HUBBLE SERVICING REPORT: NASA should send a space shuttle mission to service the Hubble Space Telescope, according to a National Research Council panel. The committee of experts found that the technological sophistication and aggressive development schedule needed for a robotic servicing mission made it "unlikely that NASA will be able to extend the science life of [the Hubble] through robotic servicing." The committee further concluded that the difference in risk of losing the shuttle and crew between a single shuttle mission to the Hubble and a single shuttle mission to the International Space Station was "extremely small," and that a shuttle servicing mission would be "highly likely to succeed."

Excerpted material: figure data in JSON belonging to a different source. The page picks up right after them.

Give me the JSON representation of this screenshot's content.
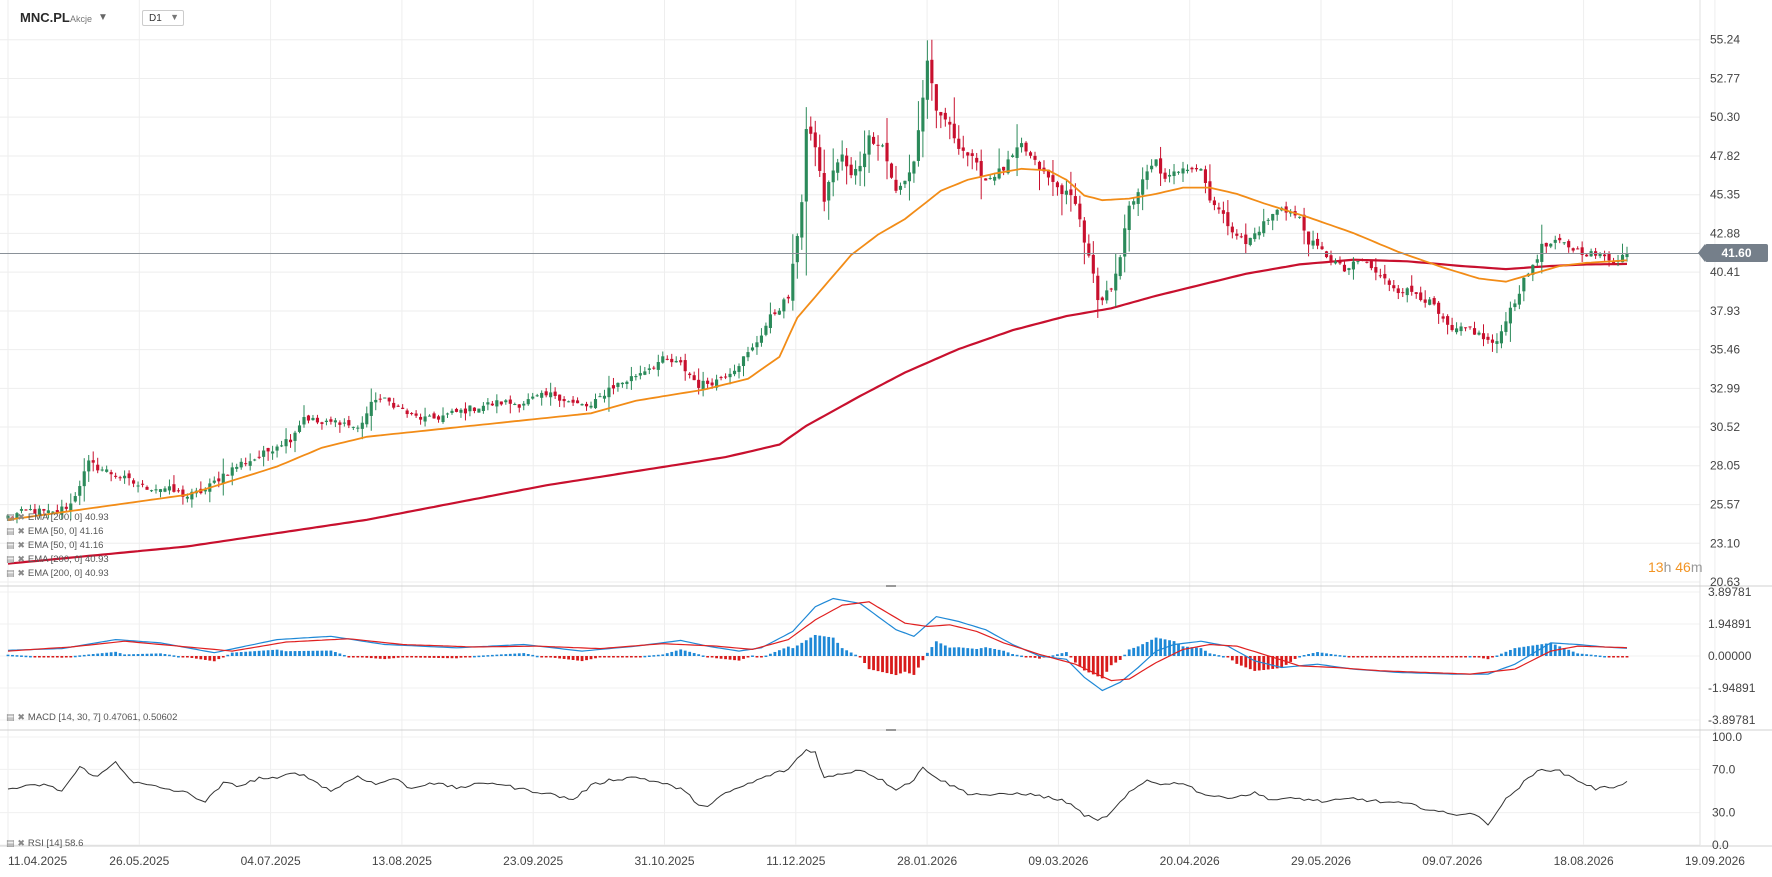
{
  "header": {
    "symbol": "MNC.PL",
    "instrument_type": "Akcje",
    "timeframe": "D1"
  },
  "last_price_label": "41.60",
  "countdown": {
    "hours": "13",
    "h_unit": "h",
    "minutes": "46",
    "m_unit": "m"
  },
  "legends": {
    "main": [
      "EMA [200, 0] 40.93",
      "EMA [50, 0] 41.16",
      "EMA [50, 0] 41.16",
      "EMA [200, 0] 40.93",
      "EMA [200, 0] 40.93"
    ],
    "macd": "MACD [14, 30, 7] 0.47061, 0.50602",
    "rsi": "RSI [14] 58.6"
  },
  "colors": {
    "up": "#2b8a5a",
    "down": "#c8102e",
    "ema50": "#f28c17",
    "ema200": "#c8102e",
    "macd_line": "#1e88d6",
    "signal_line": "#e02020",
    "hist_pos": "#1e88d6",
    "hist_neg": "#d81b1b",
    "rsi_line": "#333333",
    "last_price_line": "#8a9198"
  },
  "chart_data": [
    {
      "type": "candlestick",
      "x_tick_labels": [
        "11.04.2025",
        "26.05.2025",
        "04.07.2025",
        "13.08.2025",
        "23.09.2025",
        "31.10.2025",
        "11.12.2025",
        "28.01.2026",
        "09.03.2026",
        "20.04.2026",
        "29.05.2026",
        "09.07.2026",
        "18.08.2026",
        "19.09.2026"
      ],
      "y_tick_labels": [
        "55.24",
        "52.77",
        "50.30",
        "47.82",
        "45.35",
        "42.88",
        "40.41",
        "37.93",
        "35.46",
        "32.99",
        "30.52",
        "28.05",
        "25.57",
        "23.10",
        "20.63"
      ],
      "ylim": [
        20.63,
        56.5
      ],
      "last_price": 41.6,
      "close_anchors": [
        [
          0,
          24.8
        ],
        [
          5,
          25.2
        ],
        [
          10,
          25.0
        ],
        [
          14,
          25.6
        ],
        [
          18,
          28.2
        ],
        [
          22,
          27.7
        ],
        [
          26,
          27.2
        ],
        [
          30,
          26.7
        ],
        [
          35,
          26.6
        ],
        [
          40,
          26.1
        ],
        [
          44,
          26.5
        ],
        [
          48,
          27.5
        ],
        [
          52,
          28.2
        ],
        [
          56,
          28.6
        ],
        [
          60,
          29.4
        ],
        [
          63,
          29.8
        ],
        [
          66,
          31.2
        ],
        [
          70,
          30.7
        ],
        [
          74,
          30.9
        ],
        [
          78,
          30.4
        ],
        [
          82,
          32.4
        ],
        [
          86,
          32.0
        ],
        [
          90,
          31.2
        ],
        [
          94,
          31.0
        ],
        [
          98,
          31.3
        ],
        [
          102,
          31.6
        ],
        [
          106,
          31.9
        ],
        [
          110,
          32.1
        ],
        [
          114,
          32.0
        ],
        [
          118,
          32.4
        ],
        [
          122,
          32.6
        ],
        [
          126,
          32.0
        ],
        [
          130,
          31.8
        ],
        [
          134,
          33.0
        ],
        [
          138,
          33.5
        ],
        [
          142,
          34.2
        ],
        [
          146,
          34.8
        ],
        [
          150,
          34.5
        ],
        [
          154,
          33.2
        ],
        [
          158,
          33.5
        ],
        [
          162,
          34.3
        ],
        [
          166,
          35.5
        ],
        [
          170,
          37.5
        ],
        [
          174,
          38.8
        ],
        [
          175,
          40.7
        ],
        [
          177,
          45.0
        ],
        [
          178,
          49.5
        ],
        [
          180,
          48.5
        ],
        [
          182,
          45.0
        ],
        [
          184,
          47.0
        ],
        [
          186,
          47.8
        ],
        [
          188,
          46.5
        ],
        [
          190,
          47.3
        ],
        [
          192,
          49.0
        ],
        [
          195,
          48.5
        ],
        [
          198,
          45.5
        ],
        [
          200,
          46.2
        ],
        [
          202,
          47.5
        ],
        [
          204,
          51.5
        ],
        [
          205,
          54.0
        ],
        [
          207,
          50.5
        ],
        [
          209,
          50.2
        ],
        [
          212,
          48.5
        ],
        [
          215,
          47.6
        ],
        [
          218,
          46.3
        ],
        [
          222,
          47.0
        ],
        [
          226,
          48.5
        ],
        [
          230,
          47.0
        ],
        [
          234,
          45.8
        ],
        [
          238,
          45.0
        ],
        [
          240,
          42.4
        ],
        [
          242,
          40.2
        ],
        [
          243,
          38.4
        ],
        [
          244,
          38.6
        ],
        [
          246,
          39.5
        ],
        [
          248,
          41.5
        ],
        [
          250,
          44.5
        ],
        [
          252,
          45.6
        ],
        [
          254,
          46.7
        ],
        [
          256,
          47.5
        ],
        [
          258,
          46.2
        ],
        [
          262,
          47.2
        ],
        [
          266,
          47.0
        ],
        [
          268,
          45.2
        ],
        [
          272,
          43.5
        ],
        [
          276,
          42.2
        ],
        [
          280,
          43.5
        ],
        [
          284,
          44.6
        ],
        [
          288,
          43.8
        ],
        [
          290,
          42.4
        ],
        [
          294,
          41.5
        ],
        [
          298,
          40.5
        ],
        [
          302,
          41.2
        ],
        [
          306,
          40.1
        ],
        [
          310,
          39.3
        ],
        [
          314,
          39.1
        ],
        [
          318,
          38.2
        ],
        [
          320,
          37.2
        ],
        [
          322,
          36.6
        ],
        [
          326,
          36.8
        ],
        [
          330,
          36.0
        ],
        [
          332,
          35.8
        ],
        [
          334,
          37.5
        ],
        [
          336,
          38.6
        ],
        [
          338,
          39.8
        ],
        [
          340,
          40.9
        ],
        [
          342,
          42.0
        ],
        [
          346,
          42.3
        ],
        [
          350,
          41.8
        ],
        [
          354,
          41.5
        ],
        [
          358,
          41.2
        ],
        [
          361,
          41.6
        ]
      ],
      "ema50_anchors": [
        [
          0,
          24.6
        ],
        [
          20,
          25.4
        ],
        [
          40,
          26.2
        ],
        [
          60,
          28.0
        ],
        [
          70,
          29.2
        ],
        [
          80,
          29.9
        ],
        [
          100,
          30.5
        ],
        [
          120,
          31.1
        ],
        [
          130,
          31.4
        ],
        [
          140,
          32.2
        ],
        [
          155,
          32.9
        ],
        [
          165,
          33.6
        ],
        [
          172,
          35.0
        ],
        [
          176,
          37.5
        ],
        [
          182,
          39.5
        ],
        [
          188,
          41.5
        ],
        [
          194,
          42.8
        ],
        [
          200,
          43.8
        ],
        [
          204,
          44.7
        ],
        [
          208,
          45.6
        ],
        [
          214,
          46.3
        ],
        [
          220,
          46.7
        ],
        [
          226,
          47.0
        ],
        [
          232,
          46.9
        ],
        [
          236,
          46.3
        ],
        [
          240,
          45.3
        ],
        [
          244,
          45.0
        ],
        [
          250,
          45.1
        ],
        [
          256,
          45.4
        ],
        [
          262,
          45.8
        ],
        [
          268,
          45.8
        ],
        [
          274,
          45.4
        ],
        [
          280,
          44.8
        ],
        [
          290,
          43.9
        ],
        [
          300,
          42.9
        ],
        [
          310,
          41.7
        ],
        [
          320,
          40.7
        ],
        [
          328,
          40.0
        ],
        [
          334,
          39.8
        ],
        [
          340,
          40.3
        ],
        [
          346,
          40.8
        ],
        [
          352,
          41.0
        ],
        [
          361,
          41.16
        ]
      ],
      "ema200_anchors": [
        [
          0,
          21.8
        ],
        [
          40,
          22.9
        ],
        [
          80,
          24.6
        ],
        [
          120,
          26.8
        ],
        [
          160,
          28.6
        ],
        [
          172,
          29.4
        ],
        [
          178,
          30.6
        ],
        [
          190,
          32.5
        ],
        [
          200,
          34.0
        ],
        [
          212,
          35.5
        ],
        [
          224,
          36.7
        ],
        [
          236,
          37.6
        ],
        [
          246,
          38.1
        ],
        [
          256,
          38.9
        ],
        [
          266,
          39.6
        ],
        [
          276,
          40.3
        ],
        [
          288,
          40.9
        ],
        [
          300,
          41.2
        ],
        [
          312,
          41.1
        ],
        [
          324,
          40.8
        ],
        [
          334,
          40.6
        ],
        [
          344,
          40.8
        ],
        [
          352,
          40.9
        ],
        [
          361,
          40.93
        ]
      ]
    },
    {
      "type": "line",
      "name": "MACD",
      "y_tick_labels": [
        "3.89781",
        "1.94891",
        "0.00000",
        "-1.94891",
        "-3.89781"
      ],
      "ylim": [
        -3.89781,
        3.89781
      ],
      "macd_anchors": [
        [
          0,
          0.35
        ],
        [
          12,
          0.45
        ],
        [
          24,
          1.0
        ],
        [
          34,
          0.8
        ],
        [
          46,
          0.2
        ],
        [
          60,
          1.0
        ],
        [
          72,
          1.2
        ],
        [
          84,
          0.7
        ],
        [
          100,
          0.5
        ],
        [
          115,
          0.7
        ],
        [
          128,
          0.3
        ],
        [
          140,
          0.6
        ],
        [
          150,
          0.95
        ],
        [
          156,
          0.6
        ],
        [
          163,
          0.3
        ],
        [
          168,
          0.5
        ],
        [
          175,
          1.5
        ],
        [
          180,
          3.0
        ],
        [
          184,
          3.5
        ],
        [
          190,
          3.2
        ],
        [
          198,
          1.6
        ],
        [
          202,
          1.2
        ],
        [
          207,
          2.4
        ],
        [
          212,
          2.1
        ],
        [
          218,
          1.6
        ],
        [
          224,
          0.7
        ],
        [
          230,
          0.0
        ],
        [
          236,
          -0.2
        ],
        [
          240,
          -1.3
        ],
        [
          244,
          -2.1
        ],
        [
          248,
          -1.6
        ],
        [
          252,
          -0.7
        ],
        [
          256,
          0.3
        ],
        [
          260,
          0.7
        ],
        [
          266,
          0.9
        ],
        [
          272,
          0.6
        ],
        [
          278,
          -0.3
        ],
        [
          284,
          -0.7
        ],
        [
          292,
          -0.5
        ],
        [
          300,
          -0.8
        ],
        [
          310,
          -1.0
        ],
        [
          322,
          -1.1
        ],
        [
          330,
          -1.1
        ],
        [
          336,
          -0.5
        ],
        [
          344,
          0.8
        ],
        [
          350,
          0.7
        ],
        [
          356,
          0.55
        ],
        [
          361,
          0.47061
        ]
      ],
      "signal_anchors": [
        [
          0,
          0.3
        ],
        [
          14,
          0.55
        ],
        [
          26,
          0.9
        ],
        [
          38,
          0.6
        ],
        [
          50,
          0.3
        ],
        [
          62,
          0.85
        ],
        [
          76,
          1.05
        ],
        [
          88,
          0.7
        ],
        [
          104,
          0.55
        ],
        [
          118,
          0.6
        ],
        [
          132,
          0.45
        ],
        [
          146,
          0.75
        ],
        [
          158,
          0.6
        ],
        [
          166,
          0.4
        ],
        [
          174,
          1.0
        ],
        [
          180,
          2.2
        ],
        [
          186,
          3.1
        ],
        [
          192,
          3.3
        ],
        [
          200,
          2.0
        ],
        [
          205,
          1.8
        ],
        [
          210,
          1.9
        ],
        [
          216,
          1.5
        ],
        [
          222,
          0.8
        ],
        [
          230,
          0.1
        ],
        [
          238,
          -0.5
        ],
        [
          246,
          -1.5
        ],
        [
          250,
          -1.4
        ],
        [
          256,
          -0.4
        ],
        [
          262,
          0.4
        ],
        [
          268,
          0.7
        ],
        [
          274,
          0.6
        ],
        [
          280,
          0.1
        ],
        [
          288,
          -0.6
        ],
        [
          296,
          -0.7
        ],
        [
          306,
          -0.9
        ],
        [
          316,
          -1.0
        ],
        [
          326,
          -1.1
        ],
        [
          336,
          -0.8
        ],
        [
          344,
          0.3
        ],
        [
          350,
          0.6
        ],
        [
          356,
          0.55
        ],
        [
          361,
          0.50602
        ]
      ]
    },
    {
      "type": "line",
      "name": "RSI",
      "y_tick_labels": [
        "100.0",
        "70.0",
        "30.0",
        "0.0"
      ],
      "ylim": [
        0,
        100
      ],
      "rsi_anchors": [
        [
          0,
          52
        ],
        [
          8,
          56
        ],
        [
          12,
          50
        ],
        [
          16,
          72
        ],
        [
          20,
          63
        ],
        [
          24,
          77
        ],
        [
          28,
          58
        ],
        [
          34,
          53
        ],
        [
          40,
          48
        ],
        [
          44,
          40
        ],
        [
          48,
          57
        ],
        [
          52,
          55
        ],
        [
          56,
          62
        ],
        [
          60,
          61
        ],
        [
          64,
          68
        ],
        [
          68,
          60
        ],
        [
          72,
          50
        ],
        [
          78,
          64
        ],
        [
          82,
          56
        ],
        [
          86,
          62
        ],
        [
          90,
          52
        ],
        [
          94,
          58
        ],
        [
          100,
          53
        ],
        [
          108,
          58
        ],
        [
          114,
          52
        ],
        [
          120,
          48
        ],
        [
          126,
          42
        ],
        [
          130,
          55
        ],
        [
          134,
          60
        ],
        [
          140,
          63
        ],
        [
          146,
          57
        ],
        [
          150,
          52
        ],
        [
          154,
          38
        ],
        [
          156,
          35
        ],
        [
          160,
          48
        ],
        [
          166,
          58
        ],
        [
          170,
          65
        ],
        [
          174,
          70
        ],
        [
          176,
          80
        ],
        [
          178,
          88
        ],
        [
          180,
          86
        ],
        [
          182,
          62
        ],
        [
          186,
          66
        ],
        [
          190,
          70
        ],
        [
          194,
          62
        ],
        [
          198,
          52
        ],
        [
          202,
          60
        ],
        [
          204,
          72
        ],
        [
          208,
          60
        ],
        [
          214,
          48
        ],
        [
          220,
          46
        ],
        [
          226,
          48
        ],
        [
          232,
          44
        ],
        [
          236,
          40
        ],
        [
          240,
          28
        ],
        [
          243,
          22
        ],
        [
          246,
          30
        ],
        [
          250,
          48
        ],
        [
          254,
          60
        ],
        [
          258,
          56
        ],
        [
          262,
          58
        ],
        [
          266,
          48
        ],
        [
          270,
          44
        ],
        [
          274,
          45
        ],
        [
          278,
          48
        ],
        [
          282,
          42
        ],
        [
          288,
          43
        ],
        [
          294,
          40
        ],
        [
          300,
          43
        ],
        [
          306,
          40
        ],
        [
          312,
          38
        ],
        [
          318,
          32
        ],
        [
          322,
          28
        ],
        [
          326,
          30
        ],
        [
          330,
          20
        ],
        [
          334,
          42
        ],
        [
          338,
          58
        ],
        [
          342,
          71
        ],
        [
          346,
          68
        ],
        [
          350,
          60
        ],
        [
          354,
          52
        ],
        [
          358,
          54
        ],
        [
          361,
          58.6
        ]
      ]
    }
  ]
}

INTERNATIONAL STUDENT COMPARISONS: Two separate international comparisons of students in math and science provided mixed results for the U.S. The results of the third annual Trends in International Mathematics and Science Study (TIMSS) indicated that U.S. eighth- graders have improved in both science and math, while the performance of U.S. fourth-graders has stayed the same or even declined relative to other countries in the study. The study also showed that, internationally, gender differences were "negligible" in both science and math at the fourth-grade level. At the eighth-grade level, gender differences were not apparent in math, but in science, boys in most countries scored significantly higher than girls. In the most recent Program for International Student Assessment (PISA), U.S. 15-year-olds ranked below the average of participating countries in assessments of mathematics literacy and problem-solving skills.

SCIENCE AND POLITICS: Earlier this month, the American Association for the Advancement of Science hosted a seminar on the implications for science of the November elections. The speakers discussed the outlook for future science budgets, the political involvement of scientists, and the views of the American public on a variety of scientific issues.